New Protections for Women
The Act supplements existing laws preventing discrimination against pregnant women in the workplace. The Federal Pregnancy Discrimination Act, passed by Congress in 1978, prohibits employers with 15 or more employees from discriminating against persons on the basis of pregnancy, child-birth or related medical conditions, but does not speak to the provision of reasonable accommodations to such workers. In addition, although some parties have tried to use the Americans with Disabilities Act (“ADA”) to require employers to provide such accommodations, such attempts have been largely unsuccessful because in general the ADA does not apply to pregnant women unless they have a pregnancy-related disability.

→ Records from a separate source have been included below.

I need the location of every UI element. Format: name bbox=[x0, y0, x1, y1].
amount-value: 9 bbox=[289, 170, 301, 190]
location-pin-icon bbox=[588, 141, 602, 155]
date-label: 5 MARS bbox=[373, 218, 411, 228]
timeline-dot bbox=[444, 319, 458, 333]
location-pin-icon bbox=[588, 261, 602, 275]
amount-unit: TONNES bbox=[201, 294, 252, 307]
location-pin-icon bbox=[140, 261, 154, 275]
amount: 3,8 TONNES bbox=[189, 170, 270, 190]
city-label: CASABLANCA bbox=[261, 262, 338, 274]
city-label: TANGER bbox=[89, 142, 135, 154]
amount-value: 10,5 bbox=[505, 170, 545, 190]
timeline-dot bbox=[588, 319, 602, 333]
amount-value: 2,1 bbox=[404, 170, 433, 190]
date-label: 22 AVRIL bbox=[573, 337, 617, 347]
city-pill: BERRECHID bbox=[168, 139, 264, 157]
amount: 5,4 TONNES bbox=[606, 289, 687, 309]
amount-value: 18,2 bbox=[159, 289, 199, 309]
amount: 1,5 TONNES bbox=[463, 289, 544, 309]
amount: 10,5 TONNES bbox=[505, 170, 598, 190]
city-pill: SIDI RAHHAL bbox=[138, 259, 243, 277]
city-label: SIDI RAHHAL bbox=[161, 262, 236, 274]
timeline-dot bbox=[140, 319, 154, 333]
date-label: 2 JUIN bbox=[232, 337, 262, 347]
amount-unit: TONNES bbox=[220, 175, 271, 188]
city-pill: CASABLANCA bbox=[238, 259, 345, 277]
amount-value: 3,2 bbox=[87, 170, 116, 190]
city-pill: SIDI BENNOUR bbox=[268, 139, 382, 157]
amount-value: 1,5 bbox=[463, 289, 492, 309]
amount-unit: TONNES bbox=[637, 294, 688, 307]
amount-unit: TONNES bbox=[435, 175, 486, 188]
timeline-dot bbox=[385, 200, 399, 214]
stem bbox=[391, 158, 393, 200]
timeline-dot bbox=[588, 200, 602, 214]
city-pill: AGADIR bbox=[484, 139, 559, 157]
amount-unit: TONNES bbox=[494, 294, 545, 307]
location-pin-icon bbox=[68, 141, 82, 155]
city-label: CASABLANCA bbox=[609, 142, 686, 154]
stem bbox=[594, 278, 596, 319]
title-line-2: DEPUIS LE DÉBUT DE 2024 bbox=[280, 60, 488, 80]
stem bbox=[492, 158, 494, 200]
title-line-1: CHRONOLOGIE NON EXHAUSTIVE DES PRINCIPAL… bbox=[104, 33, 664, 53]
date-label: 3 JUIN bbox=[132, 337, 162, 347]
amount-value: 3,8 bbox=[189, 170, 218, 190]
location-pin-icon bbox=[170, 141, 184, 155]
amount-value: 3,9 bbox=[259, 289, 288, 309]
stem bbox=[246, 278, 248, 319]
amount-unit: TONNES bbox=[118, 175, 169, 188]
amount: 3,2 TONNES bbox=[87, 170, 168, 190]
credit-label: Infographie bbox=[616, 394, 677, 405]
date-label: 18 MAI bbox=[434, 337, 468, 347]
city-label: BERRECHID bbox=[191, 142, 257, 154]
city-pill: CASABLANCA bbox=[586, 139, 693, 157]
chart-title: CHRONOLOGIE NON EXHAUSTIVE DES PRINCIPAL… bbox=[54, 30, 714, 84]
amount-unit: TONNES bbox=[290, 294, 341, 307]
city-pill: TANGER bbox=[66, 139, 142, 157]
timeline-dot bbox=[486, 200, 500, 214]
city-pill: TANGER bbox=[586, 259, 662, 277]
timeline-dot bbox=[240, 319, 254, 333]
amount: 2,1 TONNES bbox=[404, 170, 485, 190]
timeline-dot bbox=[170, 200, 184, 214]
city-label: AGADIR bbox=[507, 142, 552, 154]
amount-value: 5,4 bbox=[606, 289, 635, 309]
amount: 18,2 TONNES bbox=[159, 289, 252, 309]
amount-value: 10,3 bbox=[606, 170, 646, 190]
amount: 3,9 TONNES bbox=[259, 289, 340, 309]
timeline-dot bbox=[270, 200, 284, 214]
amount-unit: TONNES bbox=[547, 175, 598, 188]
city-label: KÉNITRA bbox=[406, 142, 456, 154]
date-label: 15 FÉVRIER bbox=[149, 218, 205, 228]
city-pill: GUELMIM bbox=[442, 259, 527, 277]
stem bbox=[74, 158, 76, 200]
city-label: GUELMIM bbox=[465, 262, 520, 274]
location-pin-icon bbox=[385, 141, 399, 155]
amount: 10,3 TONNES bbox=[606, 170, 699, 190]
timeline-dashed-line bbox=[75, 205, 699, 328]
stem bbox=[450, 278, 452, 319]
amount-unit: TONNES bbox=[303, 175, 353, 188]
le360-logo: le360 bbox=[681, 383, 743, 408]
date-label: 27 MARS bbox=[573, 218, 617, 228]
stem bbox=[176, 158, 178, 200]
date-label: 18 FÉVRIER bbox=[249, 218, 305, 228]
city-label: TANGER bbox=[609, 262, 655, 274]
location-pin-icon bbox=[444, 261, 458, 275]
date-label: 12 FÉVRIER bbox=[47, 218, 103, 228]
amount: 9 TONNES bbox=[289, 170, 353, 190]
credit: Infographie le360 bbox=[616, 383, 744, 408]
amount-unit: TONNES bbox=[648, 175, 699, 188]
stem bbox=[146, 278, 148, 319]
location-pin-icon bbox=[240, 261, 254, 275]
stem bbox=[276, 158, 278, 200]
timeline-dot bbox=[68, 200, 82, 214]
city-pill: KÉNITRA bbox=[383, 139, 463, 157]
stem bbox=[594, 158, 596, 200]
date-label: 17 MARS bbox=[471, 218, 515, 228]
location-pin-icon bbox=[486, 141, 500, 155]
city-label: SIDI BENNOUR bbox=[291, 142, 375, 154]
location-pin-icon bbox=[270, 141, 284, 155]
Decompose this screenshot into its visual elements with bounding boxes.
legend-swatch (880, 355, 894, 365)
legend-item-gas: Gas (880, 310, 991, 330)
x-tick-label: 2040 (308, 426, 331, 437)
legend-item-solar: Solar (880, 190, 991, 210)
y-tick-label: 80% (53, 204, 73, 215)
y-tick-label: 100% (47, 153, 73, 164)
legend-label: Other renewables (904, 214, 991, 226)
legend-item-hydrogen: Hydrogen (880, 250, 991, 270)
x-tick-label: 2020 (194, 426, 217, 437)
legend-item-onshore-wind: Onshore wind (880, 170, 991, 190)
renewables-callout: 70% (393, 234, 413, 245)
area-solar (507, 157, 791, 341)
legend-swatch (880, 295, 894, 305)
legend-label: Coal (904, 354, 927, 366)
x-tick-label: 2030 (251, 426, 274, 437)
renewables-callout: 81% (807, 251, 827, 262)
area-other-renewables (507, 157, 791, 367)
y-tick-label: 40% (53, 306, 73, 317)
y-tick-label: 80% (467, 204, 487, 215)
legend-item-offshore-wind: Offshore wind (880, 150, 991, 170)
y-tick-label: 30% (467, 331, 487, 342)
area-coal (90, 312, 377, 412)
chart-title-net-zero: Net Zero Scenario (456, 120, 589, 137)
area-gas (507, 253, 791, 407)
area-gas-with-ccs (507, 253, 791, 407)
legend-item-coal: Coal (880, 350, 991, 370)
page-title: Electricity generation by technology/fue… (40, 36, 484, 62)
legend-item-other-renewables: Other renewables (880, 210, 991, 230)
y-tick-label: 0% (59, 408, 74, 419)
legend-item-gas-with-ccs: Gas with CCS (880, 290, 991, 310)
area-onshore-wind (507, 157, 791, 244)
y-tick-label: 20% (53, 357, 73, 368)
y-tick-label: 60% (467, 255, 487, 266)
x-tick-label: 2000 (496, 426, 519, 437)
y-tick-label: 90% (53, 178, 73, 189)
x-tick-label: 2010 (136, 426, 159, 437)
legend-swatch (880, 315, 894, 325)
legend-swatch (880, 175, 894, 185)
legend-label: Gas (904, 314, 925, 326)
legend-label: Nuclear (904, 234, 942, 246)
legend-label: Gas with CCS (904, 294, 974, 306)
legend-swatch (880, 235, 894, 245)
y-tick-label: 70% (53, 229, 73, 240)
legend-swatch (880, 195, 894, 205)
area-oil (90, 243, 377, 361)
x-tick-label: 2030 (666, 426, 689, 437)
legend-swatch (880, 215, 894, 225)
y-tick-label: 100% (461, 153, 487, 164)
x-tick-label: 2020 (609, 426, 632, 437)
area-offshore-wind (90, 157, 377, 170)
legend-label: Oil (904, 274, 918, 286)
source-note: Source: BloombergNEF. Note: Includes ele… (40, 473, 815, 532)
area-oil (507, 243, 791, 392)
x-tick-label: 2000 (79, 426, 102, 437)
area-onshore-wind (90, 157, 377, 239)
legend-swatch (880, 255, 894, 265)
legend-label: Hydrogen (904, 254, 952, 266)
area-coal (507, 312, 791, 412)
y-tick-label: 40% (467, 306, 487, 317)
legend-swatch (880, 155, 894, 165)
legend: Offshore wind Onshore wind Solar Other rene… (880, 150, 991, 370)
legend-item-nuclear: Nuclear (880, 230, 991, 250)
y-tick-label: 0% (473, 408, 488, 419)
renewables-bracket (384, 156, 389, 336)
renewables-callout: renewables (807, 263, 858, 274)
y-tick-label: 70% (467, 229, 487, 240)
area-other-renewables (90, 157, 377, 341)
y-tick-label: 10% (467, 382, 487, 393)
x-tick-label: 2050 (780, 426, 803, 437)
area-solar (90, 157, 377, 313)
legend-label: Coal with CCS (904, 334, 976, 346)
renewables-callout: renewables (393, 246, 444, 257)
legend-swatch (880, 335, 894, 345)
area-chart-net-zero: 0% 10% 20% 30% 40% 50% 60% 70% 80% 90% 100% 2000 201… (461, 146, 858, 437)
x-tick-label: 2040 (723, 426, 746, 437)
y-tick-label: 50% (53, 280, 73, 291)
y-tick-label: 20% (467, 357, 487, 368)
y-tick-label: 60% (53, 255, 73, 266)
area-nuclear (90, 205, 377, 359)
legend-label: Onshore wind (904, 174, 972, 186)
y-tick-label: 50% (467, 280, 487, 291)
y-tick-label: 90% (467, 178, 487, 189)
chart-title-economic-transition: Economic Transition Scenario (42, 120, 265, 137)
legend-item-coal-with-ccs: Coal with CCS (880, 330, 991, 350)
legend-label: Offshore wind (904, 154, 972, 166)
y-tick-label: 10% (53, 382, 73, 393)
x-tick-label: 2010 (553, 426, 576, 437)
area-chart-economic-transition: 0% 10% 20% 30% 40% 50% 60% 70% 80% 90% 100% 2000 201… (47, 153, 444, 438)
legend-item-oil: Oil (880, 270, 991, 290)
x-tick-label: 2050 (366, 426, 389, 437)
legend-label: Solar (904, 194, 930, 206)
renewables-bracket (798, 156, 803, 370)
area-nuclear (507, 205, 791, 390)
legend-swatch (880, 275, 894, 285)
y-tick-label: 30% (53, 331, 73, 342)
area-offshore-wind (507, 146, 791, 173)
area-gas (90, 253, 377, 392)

The Act is scheduled to take effect 120 days after its enactment. The Act will apply to all employers with four or more employees, which is consistent with other anti-discrimination provisions found in the Human Rights Law. An individual who believes that he or she has been unlawfully discriminated against on the basis of pregnancy, childbirth, or a related medical condition may bring an action in court for damages, injunctive relief and other appropriate remedies, or make a complaint to the NYC Commission on Human Rights. Remedies that can be instituted upon a finding that an employer has engaged in an unlawful discriminatory practice, include, among others (i) the issuance of an order to the employer to “cease and desist” the unlawful discriminatory practice; (ii) awarding back pay and front pay, or paying compensatory damages; and (iii) the imposition of civil penalties up to $250,000.
Employers are advised to review and update their policies and procedures to comply with the new requirements. This would also be a good time to review existing policies related to the ADA and reasonable accommodations.